Et ce soir là, précisément, on frappa à la porte.
Ou plutôt, ce fut un coup sourd, un seul, contre le battant. Le maître se leva pour accueillir l’arrivant, il ouvrit la porte mais il ne trouva personne…
C’est alors que, baissant les yeux, il vit à ses pieds un chien qui, poussé sans doute par le mistral, était venu cogner la porte et restait affalé sur la pierre du seuil.
Un pauvre chien comme en on en voit souvent qui traînent dans la cour des mas ou qui accompagnent les pastres, bêtes au poil rêche et hirsute, mélange de tant de races qu’on ne les reconnaît plus…
Un vieux chien, à ce qu’il semblait.
Etait-il perdu ? L’avait-on jeté sur la route parce qu’il ne servait plus à rien ?
La pauvre bête n’aurait pu le dire, mais ses yeux contenaient toute la détresse du monde.
Alors le méstre ouvrit tout grand la porte :
« Vé, on l’aura tout de même, noste paure ! »
Le chien se glissa à l’intérieur, la tête basse.
Osco segur que ça ne devait pas lui arriver souvent d’être bien accueilli.
On le fit approcher de la cheminée, on lui servit une belle écuelle de pâtée qu’il avala de bon cœur, mais en jetant de temps en temps un petit regard furtif autour de lui.
L’écuelle vidée, il se coucha, les pattes repliées, avec un soupir d’aise.
Qu’il faisait bon être là, le ventre plein, bien au chaud, loin des assauts du mistral qui vous glace et vous rebrousse le poil, sans les cailloux du chemin qui meurtrissent les pattes…
Parfois, un des enfants se levait, posait sur son dos sa petite main en une rapide caresse.
Le vieux chien se prenait à rêver un instant qu’il était le chien de la maison…
Vint l’heure de se mettre en route pour la messe de minuit.
Quelqu’un fit remarquer que tout de même, ce chien, on ne le connaissait pas, on ne savait rien de lui, on ne pouvait pas le laisser là, seul, dans la maison.
Alors, tout doucement, on le fit lever, on le mena vers la porte
Il s’assit au coin du seuil, écouta la porte qui se fermait sur la salle bien chauffée, regarda la famille s’en aller.
Son bonheur aura été de courte durée…
Au loin, une cloche sonna.
Elle égrenait les douze coups de minuit…
Une voix parvint au vieux chien
De la grange, un petit âne gris, comme il y en a partout dans notre Provence, l’appelait.

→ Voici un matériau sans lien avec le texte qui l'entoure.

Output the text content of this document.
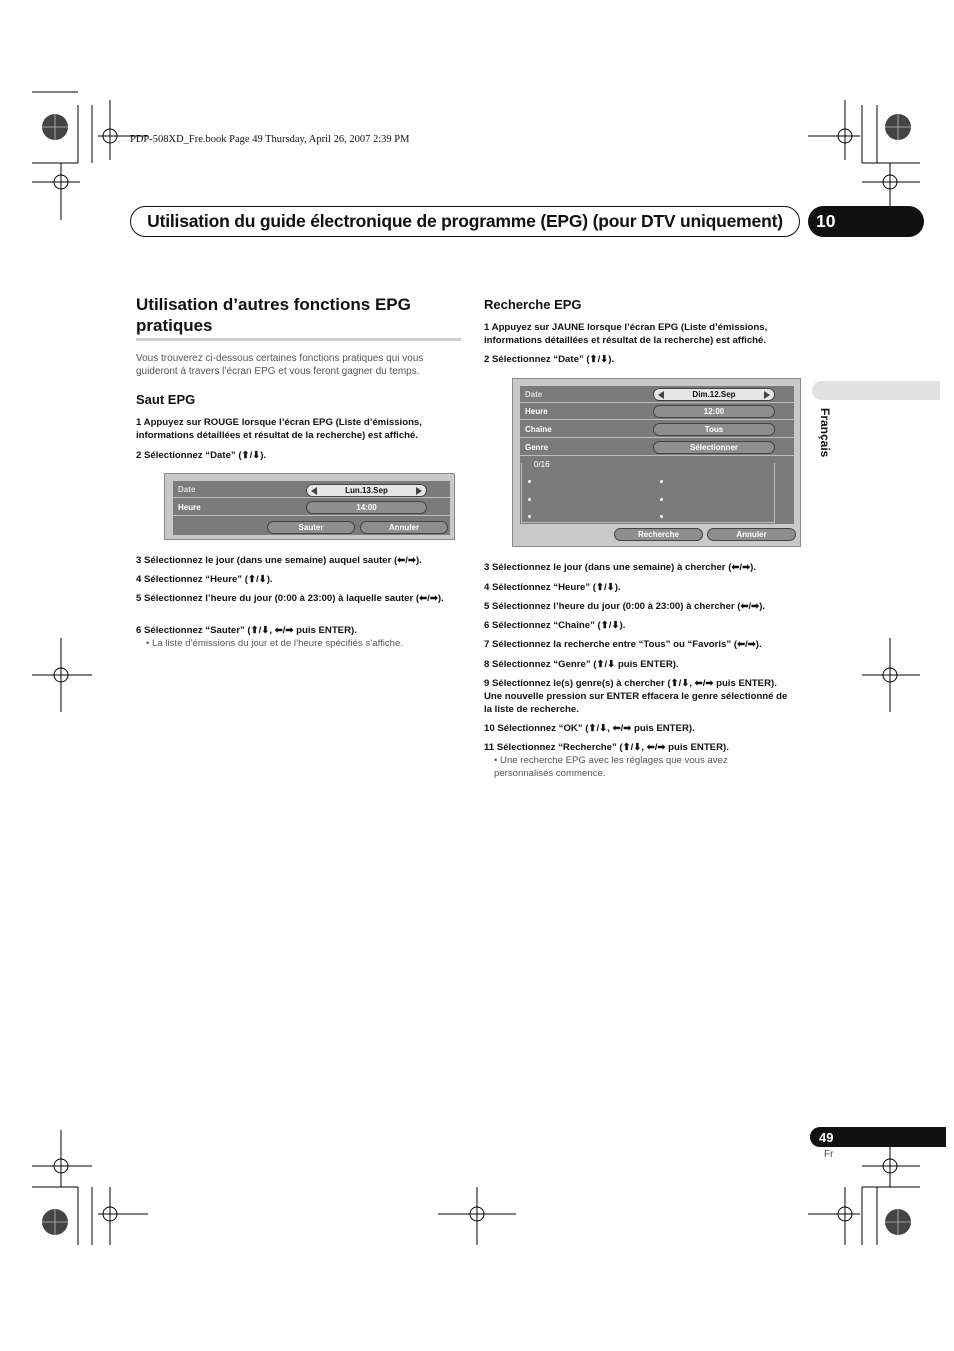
PDP-508XD_Fre.book Page 49 Thursday, April 26, 2007 2:39 PM
Utilisation du guide électronique de programme (EPG) (pour DTV uniquement)	10
Français
Utilisation d’autres fonctions EPG pratiques
Vous trouverez ci-dessous certaines fonctions pratiques qui vous guideront à travers l’écran EPG et vous feront gagner du temps.
Saut EPG
1 Appuyez sur ROUGE lorsque l’écran EPG (Liste d’émissions, informations détaillées et résultat de la recherche) est affiché.
2 Sélectionnez “Date” (⬆/⬇).
Date	Lun.13.Sep
Heure	14:00
Sauter	Annuler
3 Sélectionnez le jour (dans une semaine) auquel sauter (⬅/➡).
4 Sélectionnez “Heure” (⬆/⬇).
5 Sélectionnez l’heure du jour (0:00 à 23:00) à laquelle sauter (⬅/➡).
6 Sélectionnez “Sauter” (⬆/⬇, ⬅/➡ puis ENTER).
• La liste d’émissions du jour et de l’heure spécifiés s’affiche.
Recherche EPG
1 Appuyez sur JAUNE lorsque l’écran EPG (Liste d’émissions, informations détaillées et résultat de la recherche) est affiché.
2 Sélectionnez “Date” (⬆/⬇).
Date	Dim.12.Sep
Heure	12:00
Chaîne	Tous
Genre	Sélectionner
0/16
Recherche	Annuler
3 Sélectionnez le jour (dans une semaine) à chercher (⬅/➡).
4 Sélectionnez “Heure” (⬆/⬇).
5 Sélectionnez l’heure du jour (0:00 à 23:00) à chercher (⬅/➡).
6 Sélectionnez “Chaîne” (⬆/⬇).
7 Sélectionnez la recherche entre “Tous” ou “Favoris” (⬅/➡).
8 Sélectionnez “Genre” (⬆/⬇ puis ENTER).
9 Sélectionnez le(s) genre(s) à chercher (⬆/⬇, ⬅/➡ puis ENTER). Une nouvelle pression sur ENTER effacera le genre sélectionné de la liste de recherche.
10 Sélectionnez “OK” (⬆/⬇, ⬅/➡ puis ENTER).
11 Sélectionnez “Recherche” (⬆/⬇, ⬅/➡ puis ENTER).
• Une recherche EPG avec les réglages que vous avez personnalisés commence.
49
Fr
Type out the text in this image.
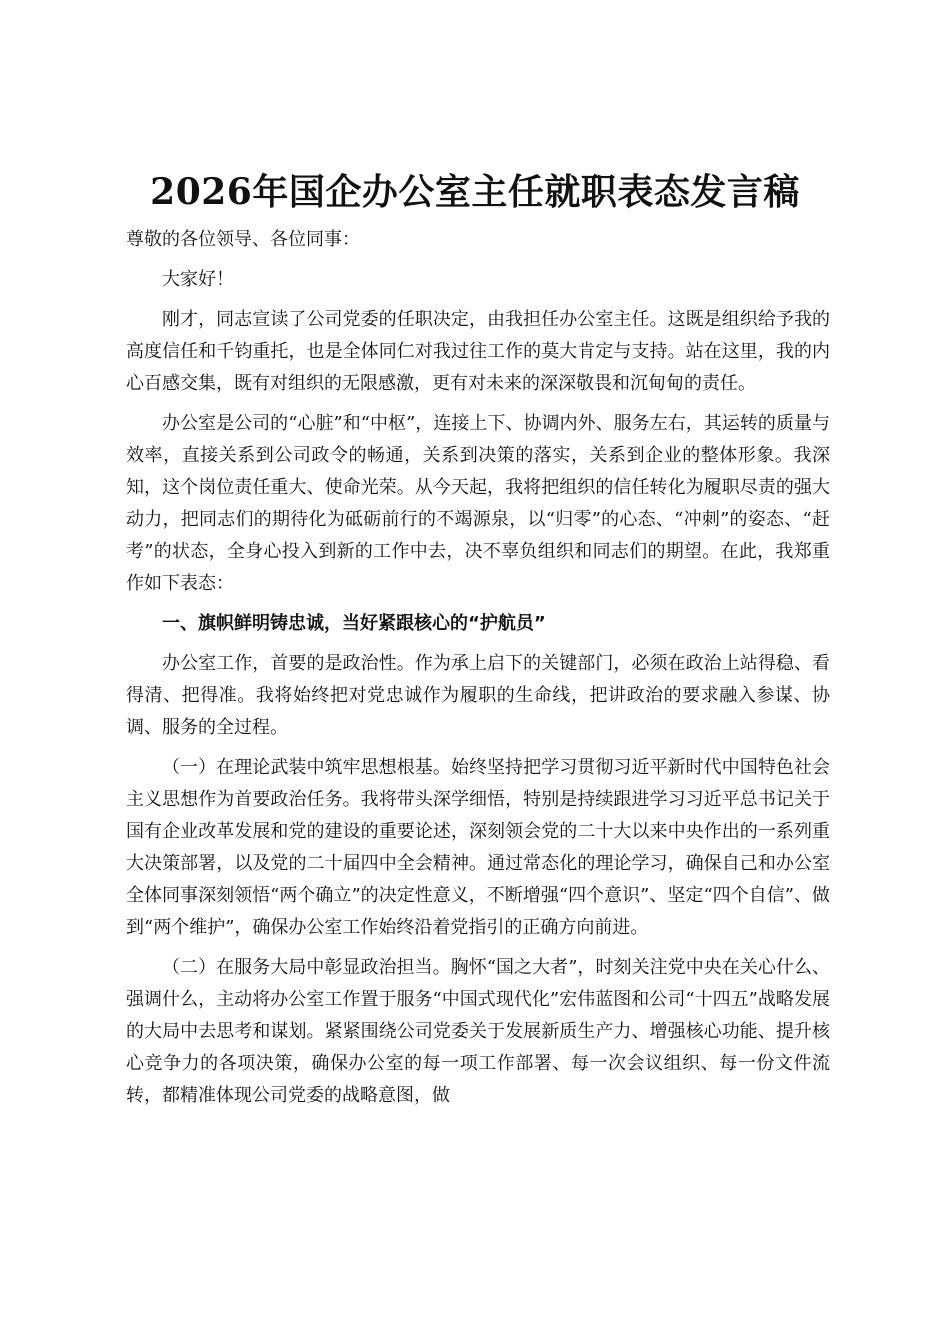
2026年国企办公室主任就职表态发言稿

尊敬的各位领导、各位同事：

大家好！

刚才，同志宣读了公司党委的任职决定，由我担任办公室主任。这既是组织给予我的高度信任和千钧重托，也是全体同仁对我过往工作的莫大肯定与支持。站在这里，我的内心百感交集，既有对组织的无限感激，更有对未来的深深敬畏和沉甸甸的责任。

办公室是公司的“心脏”和“中枢”，连接上下、协调内外、服务左右，其运转的质量与效率，直接关系到公司政令的畅通，关系到决策的落实，关系到企业的整体形象。我深知，这个岗位责任重大、使命光荣。从今天起，我将把组织的信任转化为履职尽责的强大动力，把同志们的期待化为砥砺前行的不竭源泉，以“归零”的心态、“冲刺”的姿态、“赶考”的状态，全身心投入到新的工作中去，决不辜负组织和同志们的期望。在此，我郑重作如下表态：

一、旗帜鲜明铸忠诚，当好紧跟核心的“护航员”

办公室工作，首要的是政治性。作为承上启下的关键部门，必须在政治上站得稳、看得清、把得准。我将始终把对党忠诚作为履职的生命线，把讲政治的要求融入参谋、协调、服务的全过程。

（一）在理论武装中筑牢思想根基。始终坚持把学习贯彻习近平新时代中国特色社会主义思想作为首要政治任务。我将带头深学细悟，特别是持续跟进学习习近平总书记关于国有企业改革发展和党的建设的重要论述，深刻领会党的二十大以来中央作出的一系列重大决策部署，以及党的二十届四中全会精神。通过常态化的理论学习，确保自己和办公室全体同事深刻领悟“两个确立”的决定性意义，不断增强“四个意识”、坚定“四个自信”、做到“两个维护”，确保办公室工作始终沿着党指引的正确方向前进。

（二）在服务大局中彰显政治担当。胸怀“国之大者”，时刻关注党中央在关心什么、强调什么，主动将办公室工作置于服务“中国式现代化”宏伟蓝图和公司“十四五”战略发展的大局中去思考和谋划。紧紧围绕公司党委关于发展新质生产力、增强核心功能、提升核心竞争力的各项决策，确保办公室的每一项工作部署、每一次会议组织、每一份文件流转，都精准体现公司党委的战略意图，做
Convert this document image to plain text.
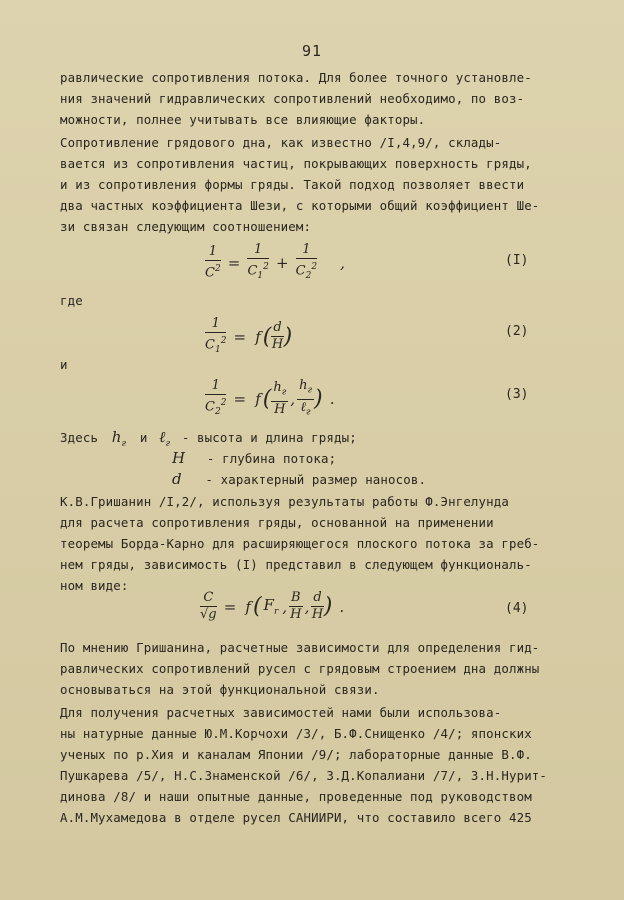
91
равлические сопротивления потока. Для более точного установле-
ния значений гидравлических сопротивлений необходимо, по воз-
можности, полнее учитывать все влияющие факторы.
Сопротивление грядового дна, как известно /I,4,9/, склады-
вается из сопротивления частиц, покрывающих поверхность гряды,
и из сопротивления формы гряды. Такой подход позволяет ввести
два частных коэффициента Шези, с которыми общий коэффициент Ше-
зи связан следующим соотношением:
$\frac{1}{C^2} = \frac{1}{C_1^2} + \frac{1}{C_2^2}$ ,	(I)
где
$\frac{1}{C_1^2} = f( \frac{d}{H}$ )	(2)
и
$\frac{1}{C_2^2} = f( \frac{h_г}{H}$ , $\frac{h_г}{\ell_г}$ ) .	(3)
Здесь $h_г$ и ℓ$_г$ - высота и длина гряды;
H - глубина потока;
d - характерный размер наносов.
К.В.Гришанин /I,2/, используя результаты работы Ф.Энгелунда
для расчета сопротивления гряды, основанной на применении
теоремы Борда-Карно для расширяющегося плоского потока за греб-
нем гряды, зависимость (I) представил в следующем функциональ-
ном виде:
$\frac{C}{√g} = f$( $F_r$ , $\frac{B}{H}$ , $\frac{d}{H}$ ) .	(4)
По мнению Гришанина, расчетные зависимости для определения гид-
равлических сопротивлений русел с грядовым строением дна должны
основываться на этой функциональной связи.
Для получения расчетных зависимостей нами были использова-
ны натурные данные Ю.М.Корчохи /3/, Б.Ф.Снищенко /4/; японских
ученых по р.Хия и каналам Японии /9/; лабораторные данные В.Ф.
Пушкарева /5/, Н.С.Знаменской /6/, З.Д.Копалиани /7/, З.Н.Нурит-
динова /8/ и наши опытные данные, проведенные под руководством
А.М.Мухамедова в отделе русел САНИИРИ, что составило всего 425
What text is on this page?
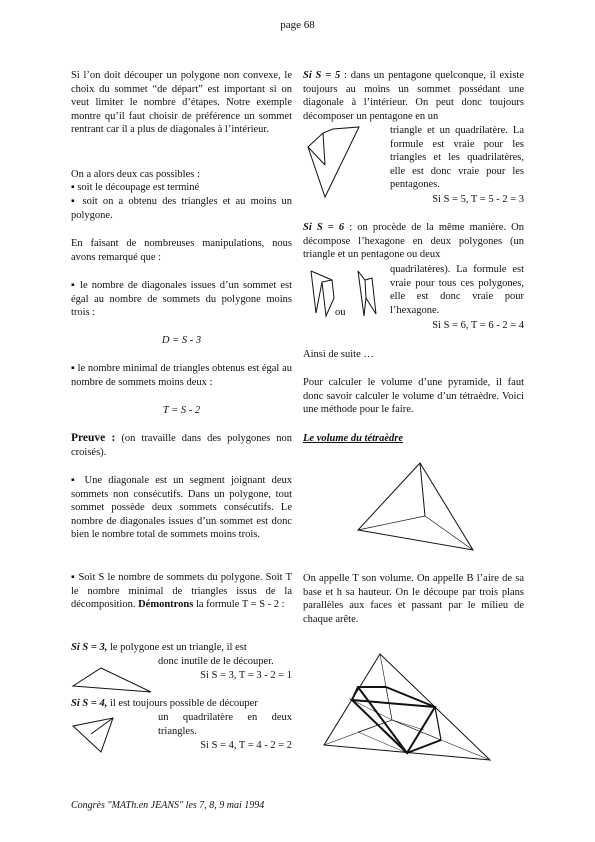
page 68

Si l’on doit découper un polygone non convexe, le choix du sommet “de départ” est important si on veut limiter le nombre d’étapes. Notre exemple montre qu’il faut choisir de préférence un sommet rentrant car il a plus de diagonales à l’intérieur.

On a alors deux cas possibles :

▪ soit le découpage est terminé

▪ soit on a obtenu des triangles et au moins un polygone.

En faisant de nombreuses manipulations, nous avons remarqué que :

▪ le nombre de diagonales issues d’un sommet est égal au nombre de sommets du polygone moins trois :

D = S - 3

▪ le nombre minimal de triangles obtenus est égal au nombre de sommets moins deux :

T = S - 2

Preuve : (on travaille dans des polygones non croisés).

▪ Une diagonale est un segment joignant deux sommets non consécutifs. Dans un polygone, tout sommet possède deux sommets consécutifs. Le nombre de diagonales issues d’un sommet est donc bien le nombre total de sommets moins trois.

▪ Soit S le nombre de sommets du polygone. Soit T le nombre minimal de triangles issus de la décomposition. Démontrons la formule T = S - 2 :

Si S = 3, le polygone est un triangle, il est

donc inutile de le découper.

Si S = 3, T = 3 - 2 = 1

Si S = 4, il est toujours possible de découper

un quadrilatère en deux triangles.

Si S = 4, T = 4 - 2 = 2

Si S = 5 : dans un pentagone quelconque, il existe toujours au moins un sommet possédant une diagonale à l’intérieur. On peut donc toujours décomposer un pentagone en un

triangle et un quadrilatère. La formule est vraie pour les triangles et les quadrilatères, elle est donc vraie pour les pentagones.

Si S = 5, T = 5 - 2 = 3

Si S = 6 : on procède de la même manière. On décompose l’hexagone en deux polygones (un triangle et un pentagone ou deux

quadrilatères). La formule est vraie pour tous ces polygones, elle est donc vraie pour l’hexagone.

Si S = 6, T = 6 - 2 = 4

ou

Ainsi de suite …

Pour calculer le volume d’une pyramide, il faut donc savoir calculer le volume d’un tétraèdre. Voici une méthode pour le faire.

Le volume du tétraèdre

On appelle T son volume. On appelle B l’aire de sa base et h sa hauteur. On le découpe par trois plans parallèles aux faces et passant par le milieu de chaque arête.

Congrès "MATh.en JEANS" les 7, 8, 9 mai 1994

Il ne s’étonna pas plus d’entendre parler un âne que de s’entendre répondre lui-même
Il entra dans la grange : l’âne, les moutons, les chèvres, un vieux biou au mufle grisonnant…Toutes les bêtes de la maison, même la basse-cour, se trouvaient là et lui firent place.
Puis toutes s’agenouillèrent, et commencèrent à parler.
Parce qu’en Provence, on sait que la nuit de Noël, les bêtes reçoivent le don de la parole, en souvenir et reconnaissance de ce que l’âne et le bœuf ont réchauffé le petit Jésus dans la crèche.
Mais malheur à celui qui tenterait de les épier !
La mort serait son lot.
L’âne dit au vieux chien
Alors du fond de son cœur, le vieux chien souhaita une chose qui lui sembla folle : avoir une maison où on l’aimerait, d’où il ne devrait plus jamais s’en aller, jamais…
Quand la famille rentra, on partagea les restes des 13 desserts, on but le vin cuit, on chanta les vieux noëls provençaux.
Puis chacun alla se coucher.
Personne ne remarqua que dans la crèche, un peu en retrait, entre l’âne et la mangeoire où dormait le petit Jésus, il y avait un nouveau santon.